A LOUIS DE LA TRÉMOILLE

SUR LA GUERRE DE BRETAGNE

Au moment où nous venions d'achever notre étude sur La Trémoille et la guerre de Bretagne, notre excellent ami, M. Léopold Delisle, administrateur-général directeur de la Bibliothèque nationale, a bien voulu nous adresser la copie d'onze lettres inédites du roi Charles VIII, dont il vient d'acquérir les originaux pour le grand et admirable dépôt qu'il dirige avec une science et un zèle connus du monde entier.

Ces onze lettres sont toutes écrites au vainqueur de Saint-Aubin du Cormier, sauf la première qui est adressée à sa femme, et la dernière à un officier de finances, « secrétaire de la guerre. >>

La première de ces lettres est d'octobre 1487 et a trait aux derniers jours de la première campagne de Bretagne; elle montre combien était difficile, par les mauvais temps et les mauvais chemins d'automne, l'approvisionnement de l'armée royale en Bretagne: difficulté qui obligea de la retirer du duché presque tout entière pour prendre ses quartiers d'hiver en France.

Les dix autres lettres sont datées de juin à septembre 1488.
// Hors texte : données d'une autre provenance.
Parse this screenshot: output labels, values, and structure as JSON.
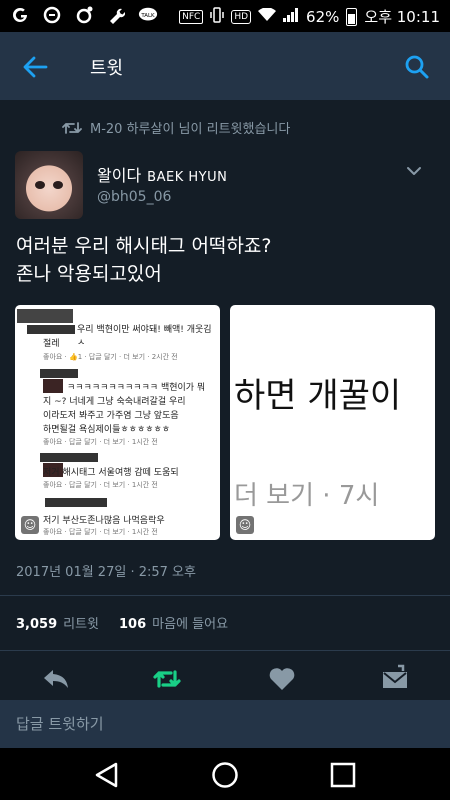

Celle du 1er juin (no II) est particulièrement intéressante, parce qu'elle donne le chiffre exact des troupes envoyées de France à cette date pour former l'armée de La Trémoille, chiffre qui monte à 16,092 hommes, sans compter les pensionnaires du roi. Il est vrai qu'il y avait des manquants, parce que tous les capitaines n'étaient pas assez soigneux de « faire retirer leurs gens à leur enseigne »; mais pour la faute qu'ils en font, dit TOME XLI (I DE LA 50 SÉRIE.)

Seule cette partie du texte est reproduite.